Recent mass shootings across the country have left so many on edge wondering how to stay safe when the unthinkable happens.

"A plan is not a good plan unless it has been tested," Woods said.

It's an emergency plan that Woods said his department has had in place since 2019. The goal is to make it as realistic as possible

"The best way to test that is a real-life scenario, at least presentation on seeing whether or not we can kind of gauge and grade the response of those employees," Woods described.

That's something they put into practice as deputies and the SWAT Team recently entered the Jefferson County Courthouse to reenact an active shooter situation.

"Much of what we were testing is to make sure that individuals [are] following protocols based on our emergency management plan as it relates to evacuation [and] notification," Woods said.

He considered the demonstration a success.

According to Woods, the average response time for police to respond to a scene is roughly three minutes.

That three minutes is extremely crucial for both those in danger and the officers. 

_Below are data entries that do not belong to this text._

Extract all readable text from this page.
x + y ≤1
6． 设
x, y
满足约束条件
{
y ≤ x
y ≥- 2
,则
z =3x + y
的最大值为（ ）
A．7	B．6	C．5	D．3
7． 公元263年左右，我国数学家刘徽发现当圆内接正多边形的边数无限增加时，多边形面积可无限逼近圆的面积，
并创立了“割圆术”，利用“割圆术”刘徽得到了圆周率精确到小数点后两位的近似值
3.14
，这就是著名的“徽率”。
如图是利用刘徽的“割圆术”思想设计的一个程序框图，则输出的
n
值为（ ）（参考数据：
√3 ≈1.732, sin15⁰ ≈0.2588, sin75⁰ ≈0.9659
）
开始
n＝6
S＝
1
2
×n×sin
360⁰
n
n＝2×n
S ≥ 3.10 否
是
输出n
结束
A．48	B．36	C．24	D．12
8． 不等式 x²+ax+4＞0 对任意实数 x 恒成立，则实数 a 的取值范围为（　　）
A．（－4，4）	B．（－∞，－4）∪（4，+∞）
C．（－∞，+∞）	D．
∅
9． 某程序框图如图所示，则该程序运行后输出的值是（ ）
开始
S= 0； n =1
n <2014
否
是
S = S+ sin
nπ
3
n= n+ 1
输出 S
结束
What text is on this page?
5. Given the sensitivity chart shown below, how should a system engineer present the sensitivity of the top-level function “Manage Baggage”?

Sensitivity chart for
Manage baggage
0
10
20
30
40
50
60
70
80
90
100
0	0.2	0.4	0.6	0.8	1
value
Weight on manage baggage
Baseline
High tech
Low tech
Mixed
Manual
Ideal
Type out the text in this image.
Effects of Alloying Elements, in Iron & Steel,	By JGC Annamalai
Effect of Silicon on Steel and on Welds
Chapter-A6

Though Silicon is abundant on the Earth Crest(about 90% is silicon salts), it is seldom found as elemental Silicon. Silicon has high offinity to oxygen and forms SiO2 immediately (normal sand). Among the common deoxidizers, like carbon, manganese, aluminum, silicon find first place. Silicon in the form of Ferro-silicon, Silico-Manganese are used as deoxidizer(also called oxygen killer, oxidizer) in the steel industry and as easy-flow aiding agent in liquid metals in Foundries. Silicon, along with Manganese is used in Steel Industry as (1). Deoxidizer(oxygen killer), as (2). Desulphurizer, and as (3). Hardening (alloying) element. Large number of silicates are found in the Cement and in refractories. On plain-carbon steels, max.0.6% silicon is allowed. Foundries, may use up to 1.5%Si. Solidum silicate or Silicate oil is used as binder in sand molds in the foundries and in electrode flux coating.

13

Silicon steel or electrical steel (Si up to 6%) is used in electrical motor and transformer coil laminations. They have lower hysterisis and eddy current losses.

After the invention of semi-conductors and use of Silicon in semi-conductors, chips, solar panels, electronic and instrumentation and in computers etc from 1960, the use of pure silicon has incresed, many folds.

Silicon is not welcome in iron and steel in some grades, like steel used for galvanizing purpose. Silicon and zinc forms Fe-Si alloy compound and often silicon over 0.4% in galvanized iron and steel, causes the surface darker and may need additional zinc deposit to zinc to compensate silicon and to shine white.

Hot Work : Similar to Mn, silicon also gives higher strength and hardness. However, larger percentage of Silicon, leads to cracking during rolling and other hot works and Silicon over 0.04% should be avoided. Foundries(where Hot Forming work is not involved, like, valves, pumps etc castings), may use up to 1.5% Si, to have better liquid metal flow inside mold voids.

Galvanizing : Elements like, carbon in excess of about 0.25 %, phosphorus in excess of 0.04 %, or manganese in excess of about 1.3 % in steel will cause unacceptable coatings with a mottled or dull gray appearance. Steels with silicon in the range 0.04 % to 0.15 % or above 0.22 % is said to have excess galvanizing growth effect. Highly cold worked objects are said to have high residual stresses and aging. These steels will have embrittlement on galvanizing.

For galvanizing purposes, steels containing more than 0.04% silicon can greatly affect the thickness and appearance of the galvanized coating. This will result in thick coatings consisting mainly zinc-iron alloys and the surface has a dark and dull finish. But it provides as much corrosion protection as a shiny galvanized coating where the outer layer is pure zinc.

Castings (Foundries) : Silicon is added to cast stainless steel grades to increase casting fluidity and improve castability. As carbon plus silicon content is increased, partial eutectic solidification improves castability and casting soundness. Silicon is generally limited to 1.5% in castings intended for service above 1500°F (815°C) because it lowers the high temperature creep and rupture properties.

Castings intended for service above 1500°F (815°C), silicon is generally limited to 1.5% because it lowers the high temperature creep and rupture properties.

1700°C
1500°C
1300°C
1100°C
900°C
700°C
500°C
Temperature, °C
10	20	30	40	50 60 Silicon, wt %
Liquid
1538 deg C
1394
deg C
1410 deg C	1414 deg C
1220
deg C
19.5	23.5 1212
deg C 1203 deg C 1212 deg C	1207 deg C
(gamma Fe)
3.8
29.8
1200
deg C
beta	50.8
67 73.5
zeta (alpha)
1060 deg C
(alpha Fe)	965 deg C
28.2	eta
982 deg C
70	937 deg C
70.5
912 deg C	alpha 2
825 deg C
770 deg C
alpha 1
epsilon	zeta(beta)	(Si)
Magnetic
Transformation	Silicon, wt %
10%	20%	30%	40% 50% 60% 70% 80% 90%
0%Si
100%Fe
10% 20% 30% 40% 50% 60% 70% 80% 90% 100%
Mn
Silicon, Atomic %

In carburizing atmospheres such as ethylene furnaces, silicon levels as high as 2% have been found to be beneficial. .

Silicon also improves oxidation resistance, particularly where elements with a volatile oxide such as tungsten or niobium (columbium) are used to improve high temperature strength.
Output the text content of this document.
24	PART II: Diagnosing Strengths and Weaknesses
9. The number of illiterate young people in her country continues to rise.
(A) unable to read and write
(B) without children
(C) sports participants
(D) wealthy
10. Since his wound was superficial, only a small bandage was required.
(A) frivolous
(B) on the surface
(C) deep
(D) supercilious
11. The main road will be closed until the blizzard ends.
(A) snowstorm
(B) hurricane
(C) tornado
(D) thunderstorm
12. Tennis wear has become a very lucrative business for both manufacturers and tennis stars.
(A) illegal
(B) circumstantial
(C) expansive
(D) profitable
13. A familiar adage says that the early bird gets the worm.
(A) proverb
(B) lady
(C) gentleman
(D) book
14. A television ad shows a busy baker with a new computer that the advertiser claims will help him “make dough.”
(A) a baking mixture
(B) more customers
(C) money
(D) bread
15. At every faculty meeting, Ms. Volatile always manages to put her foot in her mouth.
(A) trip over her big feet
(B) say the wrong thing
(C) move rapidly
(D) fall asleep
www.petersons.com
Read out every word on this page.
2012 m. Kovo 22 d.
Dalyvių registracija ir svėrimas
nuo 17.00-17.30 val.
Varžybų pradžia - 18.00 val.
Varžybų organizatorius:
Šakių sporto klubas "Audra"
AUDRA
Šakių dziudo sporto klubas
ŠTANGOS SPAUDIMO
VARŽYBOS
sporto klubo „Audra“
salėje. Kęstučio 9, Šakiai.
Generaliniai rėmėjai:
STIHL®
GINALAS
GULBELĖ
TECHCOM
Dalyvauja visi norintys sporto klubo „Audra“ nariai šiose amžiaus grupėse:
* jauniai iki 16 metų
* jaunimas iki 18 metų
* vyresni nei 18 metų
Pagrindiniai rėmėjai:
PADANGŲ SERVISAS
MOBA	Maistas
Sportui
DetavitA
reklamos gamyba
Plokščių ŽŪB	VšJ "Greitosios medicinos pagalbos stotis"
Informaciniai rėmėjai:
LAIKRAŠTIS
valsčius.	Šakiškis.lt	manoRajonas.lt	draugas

"Most times when these extreme events occur and have stopped, they occur long before law enforcement arrives," Woods said.

It's an effort that others are practicing too. Cabot Police Department is considering a Civilian Response to Active Shooter Events training (CRASE) if they get enough public support.

Back in Pine Bluff though, Woods said Jefferson County has had the program for years.

"That can save a life because ultimately, if they're not prepared they would be seriously injured or even killed while they're waiting on law enforcement," Woods said. 

For him, watching the recent massacres happen across the country is shocking but he's hopeful more organizations get involved in the effort of preparedness.

"We hope that we get more calls about the training. We certainly have the capacity," Woods said.

Any organization or person that's interested can contact the Jefferson County Sheriff's Department for more information on the trainings.

Sheriff Woods said plans are in the works for another drill in the coming weeks at the courthouse.